Der Preis muss nicht Geld sein
Jonas hat recht dass die Asymmetrie das Problem ist. Aber der Preis für eine Nachricht muss nicht Geld sein. Es könnte eine Meinung sein. Ein Tipp. Eine Entscheidung. Etwas das normalerweise hinter verschlossenen Türen erzählt wird. Was wenn der Zugang zu jemandes Aufmerksamkeit einen echten Gegenwert erfordert, nicht einen finanziellen?

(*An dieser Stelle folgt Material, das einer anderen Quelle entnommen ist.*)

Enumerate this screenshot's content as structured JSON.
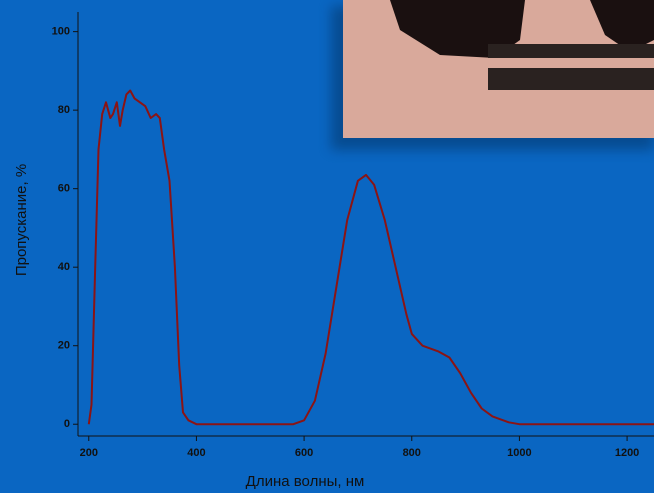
{
  "chart_data": {
    "type": "line",
    "x_label": "Длина волны, нм",
    "y_label": "Пропускание, %",
    "x": [
      200,
      205,
      212,
      218,
      225,
      232,
      240,
      245,
      252,
      258,
      263,
      270,
      277,
      285,
      295,
      305,
      315,
      325,
      332,
      340,
      350,
      360,
      368,
      375,
      385,
      400,
      500,
      580,
      600,
      620,
      640,
      660,
      680,
      700,
      715,
      730,
      750,
      770,
      790,
      800,
      820,
      850,
      870,
      890,
      910,
      930,
      950,
      980,
      1000,
      1100,
      1250
    ],
    "series": [
      {
        "name": "Пропускание",
        "color": "#8b1414",
        "values": [
          0,
          5,
          40,
          70,
          79,
          82,
          78,
          79,
          82,
          76,
          80,
          84,
          85,
          83,
          82,
          81,
          78,
          79,
          78,
          70,
          62,
          40,
          15,
          3,
          1,
          0,
          0,
          0,
          1,
          6,
          18,
          35,
          52,
          62,
          63.5,
          61,
          52,
          40,
          28,
          23,
          20,
          18.5,
          17,
          13,
          8,
          4,
          2,
          0.5,
          0,
          0,
          0
        ]
      }
    ],
    "xlim": [
      180,
      1250
    ],
    "ylim": [
      -3,
      105
    ],
    "xticks": [
      200,
      400,
      600,
      800,
      1000,
      1200
    ],
    "yticks": [
      0,
      20,
      40,
      60,
      80,
      100
    ]
  }
}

Offene Protokolle schützen
Tom übertreibt die Einzigartigkeit von Email als offenes Protokoll. Matrix existiert. ActivityPub existiert. Freie Kommunikation ist nicht auf SMTP angewiesen. Aber der Punkt bleibt: jedes freie Medium muss geschützt werden. Nicht weil es perfekt ist, sondern weil die Alternative immer geschlossener ist.
Reputation löst nichts
Lenas Absender-Score klingt elegant, bringt aber nur neue Gatekeeper. Rankings, Prüfer, Broker, Bad Actors. Das Problem wird nicht betrachtet, es wird nur eine neue Schicht Bürokratie drübergelegt. Die Frage bleibt offen: wie veränderst du das Verhalten des Absenders ohne ein System zu bauen das schlimmer ist als das Problem?